Combining features of both the reservoir and matrix systems, the micro-reservoir system suspends the active ingredient in an aqueous solution of a water-soluble liquid polymer. This mixture is then uniformly dispersed in a lipophilic polymer, creating numerous non-leaching microscopic drug reservoirs.

 

 

5. Basic components of transdermal patches:

The essential components of transdermal patches include:

  1. Drug-containing reservoir or matrix
    This component serves as the reservoir for the active drug. The drug may either be dissolved in a liquid reservoir or dispersed within a matrix. It constitutes the primary ingredient responsible for transdermal delivery through the skin, ensuring controlled release and absorption of the API into the body.

  2. Adhesive
    The adhesive layer sticks the patch to the skin. It ensures that the patch remains in place during wear and facilitates the transfer of the drug from the patch to the skin.
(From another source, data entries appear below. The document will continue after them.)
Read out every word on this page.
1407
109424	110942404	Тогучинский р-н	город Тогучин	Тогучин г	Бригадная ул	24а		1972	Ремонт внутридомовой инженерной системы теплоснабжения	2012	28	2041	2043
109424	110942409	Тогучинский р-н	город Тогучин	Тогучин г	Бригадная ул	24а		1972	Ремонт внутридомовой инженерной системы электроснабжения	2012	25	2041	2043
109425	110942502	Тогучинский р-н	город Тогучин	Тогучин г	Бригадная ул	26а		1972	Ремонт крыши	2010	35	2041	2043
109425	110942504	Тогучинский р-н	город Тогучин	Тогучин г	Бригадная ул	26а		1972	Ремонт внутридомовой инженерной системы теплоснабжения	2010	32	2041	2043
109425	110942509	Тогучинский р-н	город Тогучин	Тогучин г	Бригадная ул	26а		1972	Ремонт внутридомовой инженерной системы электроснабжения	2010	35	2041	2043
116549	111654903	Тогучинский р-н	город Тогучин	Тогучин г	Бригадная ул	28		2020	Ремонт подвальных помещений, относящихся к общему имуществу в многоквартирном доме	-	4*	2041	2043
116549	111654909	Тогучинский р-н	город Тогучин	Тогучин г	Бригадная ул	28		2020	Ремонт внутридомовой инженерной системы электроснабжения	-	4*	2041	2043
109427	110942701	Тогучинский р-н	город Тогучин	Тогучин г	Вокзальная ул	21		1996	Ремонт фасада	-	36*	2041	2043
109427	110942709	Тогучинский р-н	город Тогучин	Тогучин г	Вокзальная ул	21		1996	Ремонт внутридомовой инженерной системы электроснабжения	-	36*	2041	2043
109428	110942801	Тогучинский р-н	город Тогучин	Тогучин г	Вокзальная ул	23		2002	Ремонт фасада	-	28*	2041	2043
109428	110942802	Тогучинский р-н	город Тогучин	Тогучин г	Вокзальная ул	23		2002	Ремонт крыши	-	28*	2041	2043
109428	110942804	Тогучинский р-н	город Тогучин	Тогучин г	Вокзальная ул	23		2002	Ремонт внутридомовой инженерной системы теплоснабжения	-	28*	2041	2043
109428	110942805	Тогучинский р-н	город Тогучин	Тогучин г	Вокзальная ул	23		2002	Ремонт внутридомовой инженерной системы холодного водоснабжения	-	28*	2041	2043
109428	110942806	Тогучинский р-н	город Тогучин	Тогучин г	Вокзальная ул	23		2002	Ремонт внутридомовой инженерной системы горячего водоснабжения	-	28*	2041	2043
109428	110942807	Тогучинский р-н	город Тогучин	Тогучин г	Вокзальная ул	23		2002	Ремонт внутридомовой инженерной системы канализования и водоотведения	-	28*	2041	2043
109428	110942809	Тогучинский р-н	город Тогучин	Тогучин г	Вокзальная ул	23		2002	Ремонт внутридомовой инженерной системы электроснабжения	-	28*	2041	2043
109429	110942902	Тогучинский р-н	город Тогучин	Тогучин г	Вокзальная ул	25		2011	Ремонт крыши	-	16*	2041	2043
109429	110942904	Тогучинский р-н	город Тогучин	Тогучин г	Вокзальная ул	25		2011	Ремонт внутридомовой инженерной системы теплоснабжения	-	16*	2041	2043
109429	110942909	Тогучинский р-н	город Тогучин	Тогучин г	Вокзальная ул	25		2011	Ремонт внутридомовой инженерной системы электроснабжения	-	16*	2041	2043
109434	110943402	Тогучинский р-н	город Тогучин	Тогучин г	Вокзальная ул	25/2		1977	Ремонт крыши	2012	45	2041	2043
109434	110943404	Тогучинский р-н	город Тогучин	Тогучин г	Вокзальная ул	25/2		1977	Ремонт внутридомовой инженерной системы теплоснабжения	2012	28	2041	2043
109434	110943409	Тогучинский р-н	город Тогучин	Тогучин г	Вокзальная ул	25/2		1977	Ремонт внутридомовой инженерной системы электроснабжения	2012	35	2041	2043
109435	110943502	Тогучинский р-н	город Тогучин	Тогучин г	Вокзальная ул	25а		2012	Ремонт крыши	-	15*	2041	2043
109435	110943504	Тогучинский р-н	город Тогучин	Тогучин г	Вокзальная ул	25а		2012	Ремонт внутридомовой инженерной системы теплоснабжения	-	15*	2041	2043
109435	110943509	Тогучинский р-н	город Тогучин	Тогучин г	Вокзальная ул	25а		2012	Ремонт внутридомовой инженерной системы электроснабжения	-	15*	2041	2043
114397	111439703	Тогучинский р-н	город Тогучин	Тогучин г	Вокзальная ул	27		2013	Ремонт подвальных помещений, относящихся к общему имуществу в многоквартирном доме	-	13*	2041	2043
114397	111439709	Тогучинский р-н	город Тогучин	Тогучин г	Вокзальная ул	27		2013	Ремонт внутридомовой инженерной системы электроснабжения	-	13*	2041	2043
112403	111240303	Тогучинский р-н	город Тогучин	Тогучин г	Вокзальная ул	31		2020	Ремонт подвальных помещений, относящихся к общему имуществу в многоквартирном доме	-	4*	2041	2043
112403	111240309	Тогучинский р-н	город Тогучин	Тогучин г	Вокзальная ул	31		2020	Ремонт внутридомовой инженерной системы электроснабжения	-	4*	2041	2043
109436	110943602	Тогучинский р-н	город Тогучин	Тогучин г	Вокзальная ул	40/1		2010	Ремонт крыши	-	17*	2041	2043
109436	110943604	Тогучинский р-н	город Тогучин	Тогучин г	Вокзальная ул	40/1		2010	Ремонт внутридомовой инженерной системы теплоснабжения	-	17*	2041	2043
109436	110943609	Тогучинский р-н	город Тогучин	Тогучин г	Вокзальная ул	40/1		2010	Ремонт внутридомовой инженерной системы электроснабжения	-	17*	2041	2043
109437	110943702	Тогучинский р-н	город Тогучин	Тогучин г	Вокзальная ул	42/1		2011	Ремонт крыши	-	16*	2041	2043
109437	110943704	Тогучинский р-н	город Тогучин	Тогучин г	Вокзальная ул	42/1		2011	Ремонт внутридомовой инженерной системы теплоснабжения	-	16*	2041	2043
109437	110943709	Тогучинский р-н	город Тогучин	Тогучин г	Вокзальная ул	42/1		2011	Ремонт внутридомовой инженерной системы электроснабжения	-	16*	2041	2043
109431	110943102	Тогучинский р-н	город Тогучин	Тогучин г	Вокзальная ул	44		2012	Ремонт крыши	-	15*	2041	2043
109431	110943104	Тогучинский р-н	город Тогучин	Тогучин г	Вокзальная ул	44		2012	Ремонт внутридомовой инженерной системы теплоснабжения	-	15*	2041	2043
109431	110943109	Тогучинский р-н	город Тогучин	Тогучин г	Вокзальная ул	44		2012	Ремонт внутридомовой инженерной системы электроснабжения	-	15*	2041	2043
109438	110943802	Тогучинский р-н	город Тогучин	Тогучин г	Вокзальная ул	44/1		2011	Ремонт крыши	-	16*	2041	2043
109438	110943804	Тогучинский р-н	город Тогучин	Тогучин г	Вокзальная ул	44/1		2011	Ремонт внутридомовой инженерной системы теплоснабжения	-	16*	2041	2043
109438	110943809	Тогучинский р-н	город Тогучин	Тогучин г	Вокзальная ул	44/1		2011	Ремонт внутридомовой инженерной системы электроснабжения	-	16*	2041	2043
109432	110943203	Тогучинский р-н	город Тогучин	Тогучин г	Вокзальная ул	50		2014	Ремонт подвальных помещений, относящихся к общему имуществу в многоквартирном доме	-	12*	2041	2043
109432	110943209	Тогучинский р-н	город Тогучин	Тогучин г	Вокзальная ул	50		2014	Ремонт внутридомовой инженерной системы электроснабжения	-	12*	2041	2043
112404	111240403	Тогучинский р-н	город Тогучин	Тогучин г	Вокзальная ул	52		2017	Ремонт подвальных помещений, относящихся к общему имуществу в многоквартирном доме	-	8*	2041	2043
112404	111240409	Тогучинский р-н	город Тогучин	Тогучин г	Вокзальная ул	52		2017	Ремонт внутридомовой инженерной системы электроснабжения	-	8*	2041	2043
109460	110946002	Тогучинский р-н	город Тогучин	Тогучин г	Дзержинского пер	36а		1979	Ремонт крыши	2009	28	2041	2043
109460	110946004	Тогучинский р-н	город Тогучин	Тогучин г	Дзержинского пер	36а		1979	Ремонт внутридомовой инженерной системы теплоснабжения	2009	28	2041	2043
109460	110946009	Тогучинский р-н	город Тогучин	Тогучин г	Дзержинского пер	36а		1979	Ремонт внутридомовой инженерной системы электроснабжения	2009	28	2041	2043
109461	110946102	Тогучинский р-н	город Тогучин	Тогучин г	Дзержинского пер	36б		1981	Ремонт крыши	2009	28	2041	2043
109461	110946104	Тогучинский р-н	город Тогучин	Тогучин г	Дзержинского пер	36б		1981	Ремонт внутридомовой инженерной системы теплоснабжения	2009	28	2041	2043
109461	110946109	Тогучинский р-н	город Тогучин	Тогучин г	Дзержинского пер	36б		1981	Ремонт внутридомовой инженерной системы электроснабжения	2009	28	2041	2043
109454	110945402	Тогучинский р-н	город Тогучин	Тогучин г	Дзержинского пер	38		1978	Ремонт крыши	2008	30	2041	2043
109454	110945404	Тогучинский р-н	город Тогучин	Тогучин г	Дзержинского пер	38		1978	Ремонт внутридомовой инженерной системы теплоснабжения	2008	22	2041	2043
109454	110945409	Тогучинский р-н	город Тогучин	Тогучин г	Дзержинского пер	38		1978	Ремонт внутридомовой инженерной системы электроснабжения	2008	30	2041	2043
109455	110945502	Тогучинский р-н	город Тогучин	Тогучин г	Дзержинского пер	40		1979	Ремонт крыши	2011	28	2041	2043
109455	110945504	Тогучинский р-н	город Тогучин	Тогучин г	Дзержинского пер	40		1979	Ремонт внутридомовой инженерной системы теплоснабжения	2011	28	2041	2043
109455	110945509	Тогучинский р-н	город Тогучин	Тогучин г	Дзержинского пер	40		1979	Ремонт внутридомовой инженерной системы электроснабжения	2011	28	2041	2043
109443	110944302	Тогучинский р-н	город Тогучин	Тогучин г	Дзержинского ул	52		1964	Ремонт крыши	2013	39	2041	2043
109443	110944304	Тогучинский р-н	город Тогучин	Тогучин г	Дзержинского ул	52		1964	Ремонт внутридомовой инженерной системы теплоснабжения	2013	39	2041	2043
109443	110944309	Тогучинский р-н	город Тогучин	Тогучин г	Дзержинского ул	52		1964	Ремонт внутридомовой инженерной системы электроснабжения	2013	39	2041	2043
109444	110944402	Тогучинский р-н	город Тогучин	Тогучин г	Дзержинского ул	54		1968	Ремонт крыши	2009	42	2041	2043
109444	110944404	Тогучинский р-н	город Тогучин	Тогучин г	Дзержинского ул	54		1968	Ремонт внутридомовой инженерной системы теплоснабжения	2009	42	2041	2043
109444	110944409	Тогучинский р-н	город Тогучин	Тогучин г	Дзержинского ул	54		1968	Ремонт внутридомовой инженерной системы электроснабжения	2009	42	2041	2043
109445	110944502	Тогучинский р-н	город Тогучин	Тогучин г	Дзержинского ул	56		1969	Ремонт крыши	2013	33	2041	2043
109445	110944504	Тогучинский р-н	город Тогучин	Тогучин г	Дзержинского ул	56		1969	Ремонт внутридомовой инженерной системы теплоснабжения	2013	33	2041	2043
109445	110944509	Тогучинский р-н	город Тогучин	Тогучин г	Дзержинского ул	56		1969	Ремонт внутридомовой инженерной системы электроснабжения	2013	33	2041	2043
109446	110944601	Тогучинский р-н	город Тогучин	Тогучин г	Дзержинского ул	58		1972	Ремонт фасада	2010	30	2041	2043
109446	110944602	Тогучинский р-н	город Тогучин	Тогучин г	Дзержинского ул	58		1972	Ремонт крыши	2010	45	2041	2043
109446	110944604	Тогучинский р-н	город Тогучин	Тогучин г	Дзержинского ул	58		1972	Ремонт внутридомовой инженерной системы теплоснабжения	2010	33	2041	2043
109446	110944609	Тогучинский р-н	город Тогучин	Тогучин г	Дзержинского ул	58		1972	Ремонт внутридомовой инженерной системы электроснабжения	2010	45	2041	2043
  3. Liner or protective layer:
    A removable liner covers the adhesive layer before use to protect it and maintain its integrity until application. This layer is peeled off before applying the patch to the skin.

  4. Backing
    The backing layer provides structural support to the patch and protects the drug-containing layer and adhesive from external factors like moisture and contamination. It also prevents the drug from leaking out of the patch.

  5. Controlled release membrane
    In some transdermal patches, a controlled release membrane or rate-controlling membrane may be included. This membrane controls the rate at which the drug is released from the patch into the skin.

 

6. Transdermal drug delivery advantages:

TDDS has revolutionized the delivery of a wide range of therapeutic agents, particularly in pain management, hormone therapy, and the treatment of cardiovascular and central nervous system disorders. Known for being patient-friendly, they are non-invasive, reducing gastrointestinal side effects and enhancing patient adherence.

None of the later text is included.